Disse-o. Se amanhã ou depois ler possa apreciar, julgar-me ser estratégia interessante de que me utilizei para abordar o que antes pensei, não o sabendo. Quem sabe descubra o que era, deixando-lhe perder-se por não haver observado com perspicácia! Possa então iniciar outro escrito e este de súbito seja escrito como antes desejei com este. Realize-o ainda mais.


Interrompo-me. Dirijo-me à torneira da pia onde se encontra o copo em que nele tomo água. Está evidente que me estou forçando a dar a luz a idéias que só existem a nível de imaginação, de criação.
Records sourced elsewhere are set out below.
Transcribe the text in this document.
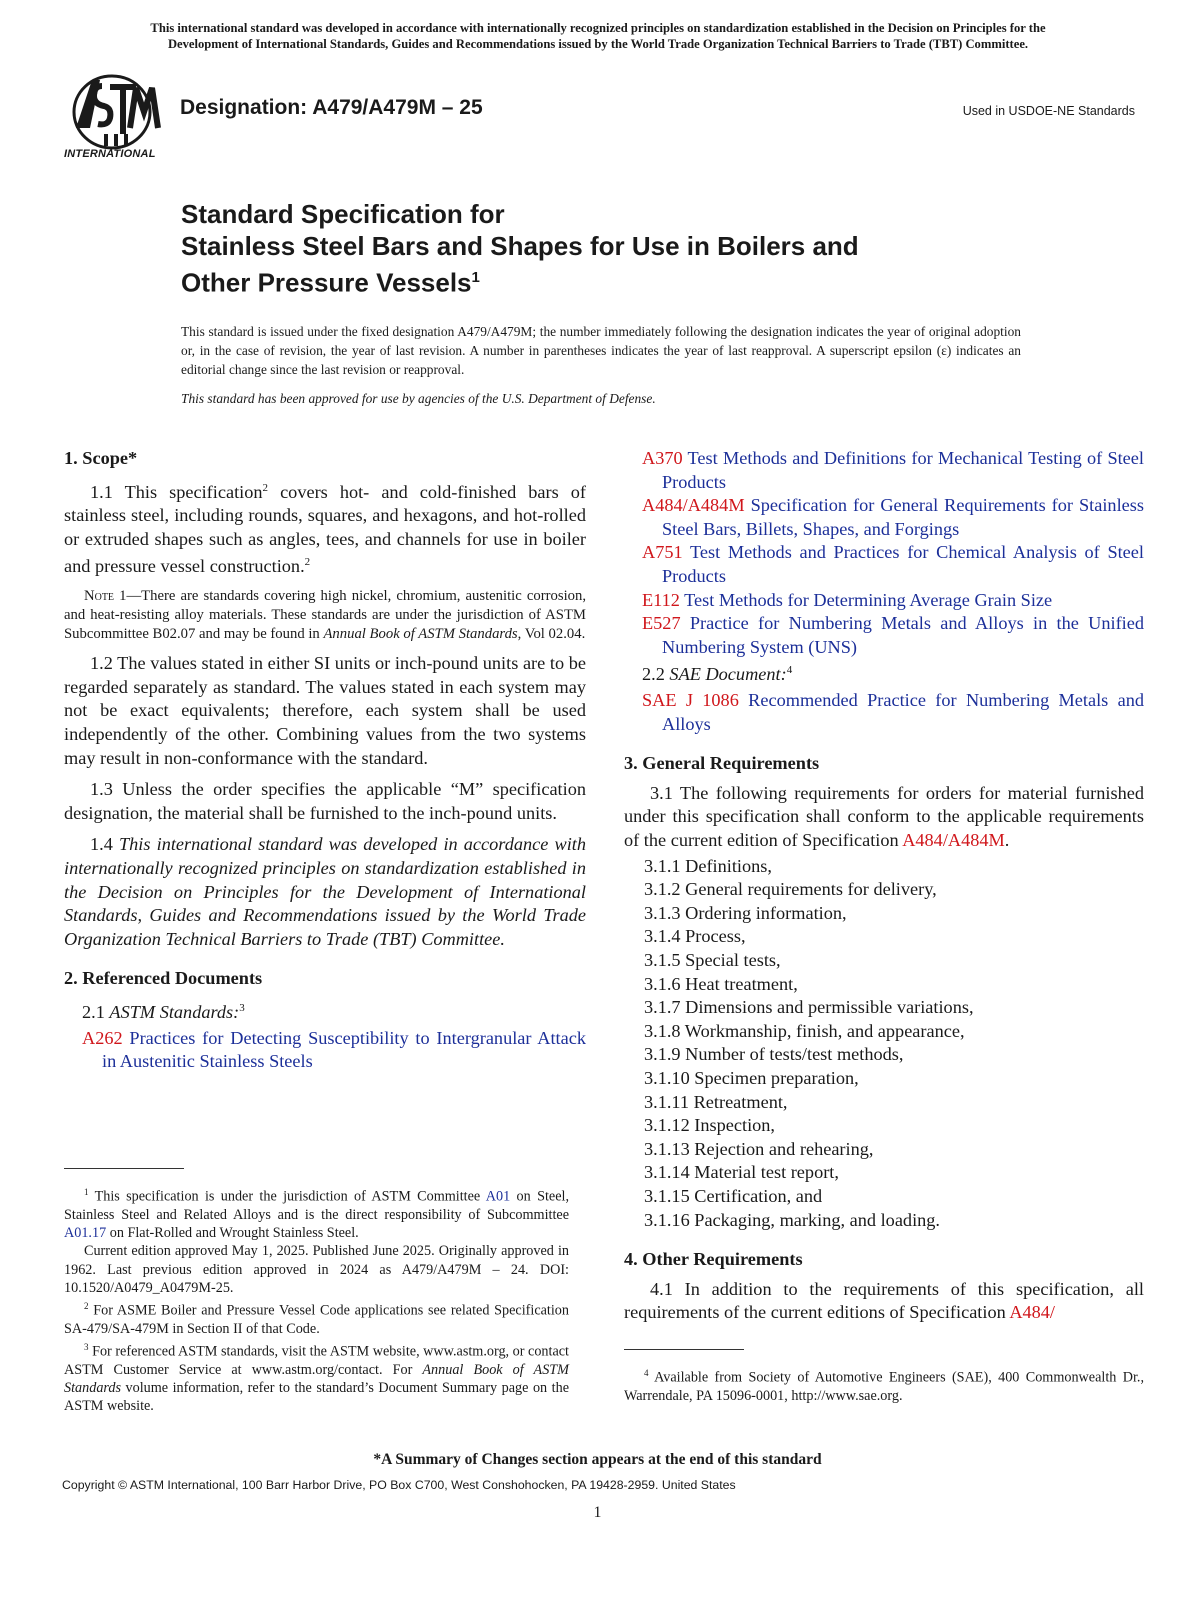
This international standard was developed in accordance with internationally recognized principles on standardization established in the Decision on Principles for the
Development of International Standards, Guides and Recommendations issued by the World Trade Organization Technical Barriers to Trade (TBT) Committee.
INTERNATIONAL
Designation: A479/A479M – 25	Used in USDOE-NE Standards
Standard Specification for
Stainless Steel Bars and Shapes for Use in Boilers and
Other Pressure Vessels$^1$
This standard is issued under the fixed designation A479/A479M; the number immediately following the designation indicates the year of original adoption or, in the case of revision, the year of last revision. A number in parentheses indicates the year of last reapproval. A superscript epsilon (ε) indicates an editorial change since the last revision or reapproval.
This standard has been approved for use by agencies of the U.S. Department of Defense.
1. Scope*
1.1 This specification$^2$ covers hot- and cold-finished bars of stainless steel, including rounds, squares, and hexagons, and hot-rolled or extruded shapes such as angles, tees, and channels for use in boiler and pressure vessel construction.$^2$
Note 1—There are standards covering high nickel, chromium, austenitic corrosion, and heat-resisting alloy materials. These standards are under the jurisdiction of ASTM Subcommittee B02.07 and may be found in Annual Book of ASTM Standards, Vol 02.04.
1.2 The values stated in either SI units or inch-pound units are to be regarded separately as standard. The values stated in each system may not be exact equivalents; therefore, each system shall be used independently of the other. Combining values from the two systems may result in non-conformance with the standard.
1.3 Unless the order specifies the applicable “M” specification designation, the material shall be furnished to the inch-pound units.
1.4 This international standard was developed in accordance with internationally recognized principles on standardization established in the Decision on Principles for the Development of International Standards, Guides and Recommendations issued by the World Trade Organization Technical Barriers to Trade (TBT) Committee.
2. Referenced Documents
2.1 ASTM Standards:$^3$
A262 Practices for Detecting Susceptibility to Intergranular Attack in Austenitic Stainless Steels

$^1$ This specification is under the jurisdiction of ASTM Committee A01 on Steel, Stainless Steel and Related Alloys and is the direct responsibility of Subcommittee A01.17 on Flat-Rolled and Wrought Stainless Steel.

Current edition approved May 1, 2025. Published June 2025. Originally approved in 1962. Last previous edition approved in 2024 as A479/A479M – 24. DOI: 10.1520/A0479_A0479M-25.

$^2$ For ASME Boiler and Pressure Vessel Code applications see related Specification SA-479/SA-479M in Section II of that Code.

$^3$ For referenced ASTM standards, visit the ASTM website, www.astm.org, or contact ASTM Customer Service at www.astm.org/contact. For Annual Book of ASTM Standards volume information, refer to the standard’s Document Summary page on the ASTM website.

A370 Test Methods and Definitions for Mechanical Testing of Steel Products
A484/A484M Specification for General Requirements for Stainless Steel Bars, Billets, Shapes, and Forgings
A751 Test Methods and Practices for Chemical Analysis of Steel Products
E112 Test Methods for Determining Average Grain Size
E527 Practice for Numbering Metals and Alloys in the Unified Numbering System (UNS)
2.2 SAE Document:$^4$
SAE J 1086 Recommended Practice for Numbering Metals and Alloys
3. General Requirements
3.1 The following requirements for orders for material furnished under this specification shall conform to the applicable requirements of the current edition of Specification A484/A484M.
3.1.1 Definitions,
3.1.2 General requirements for delivery,
3.1.3 Ordering information,
3.1.4 Process,
3.1.5 Special tests,
3.1.6 Heat treatment,
3.1.7 Dimensions and permissible variations,
3.1.8 Workmanship, finish, and appearance,
3.1.9 Number of tests/test methods,
3.1.10 Specimen preparation,
3.1.11 Retreatment,
3.1.12 Inspection,
3.1.13 Rejection and rehearing,
3.1.14 Material test report,
3.1.15 Certification, and
3.1.16 Packaging, marking, and loading.
4. Other Requirements
4.1 In addition to the requirements of this specification, all requirements of the current editions of Specification A484/

$^4$ Available from Society of Automotive Engineers (SAE), 400 Commonwealth Dr., Warrendale, PA 15096-0001, http://www.sae.org.

*A Summary of Changes section appears at the end of this standard
Copyright © ASTM International, 100 Barr Harbor Drive, PO Box C700, West Conshohocken, PA 19428-2959. United States
1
Sentado à cadeira, aliso a cabeça com ambas as mãos, descendo-as até ao pescoço. De súbito, tomando a escrita com estes gestos, esperando que me auxiliem a deixar a idéia de “vertigem” e “vestígio” cuja presença perpassou todo o texto que venho escrevendo faz oitenta minutos, correspondente a hora e vinte minutos, o que é muito tempo para o criar no desvario de sentimentos e experiências, em cujo rincão isolado de idéias, sinuosas e sem fim, de aclives e declives cheio com um corpo de serpente que caminha e coleia...


Se o que se anuncia nas entrelinhas é o que antes desejava abordar, sabendo iria necessitar de mais tempo, não sei afirmar por não saber o que era. Quem sabe se no futuro indeterminado, não sendo amanhã ou depois, possa lembrar-me desta manhã de sábado e descobrir o que me perpassara por inteiro deixando vestígios de inspiração profunda e misteriosa!... vertigem de deixar-me ser levado espontaneamente ao abismo, consentir a longa viagem adentro dimensões sensíveis, psíquicos, emocionais, alfim o homem há-de ser por inteiro.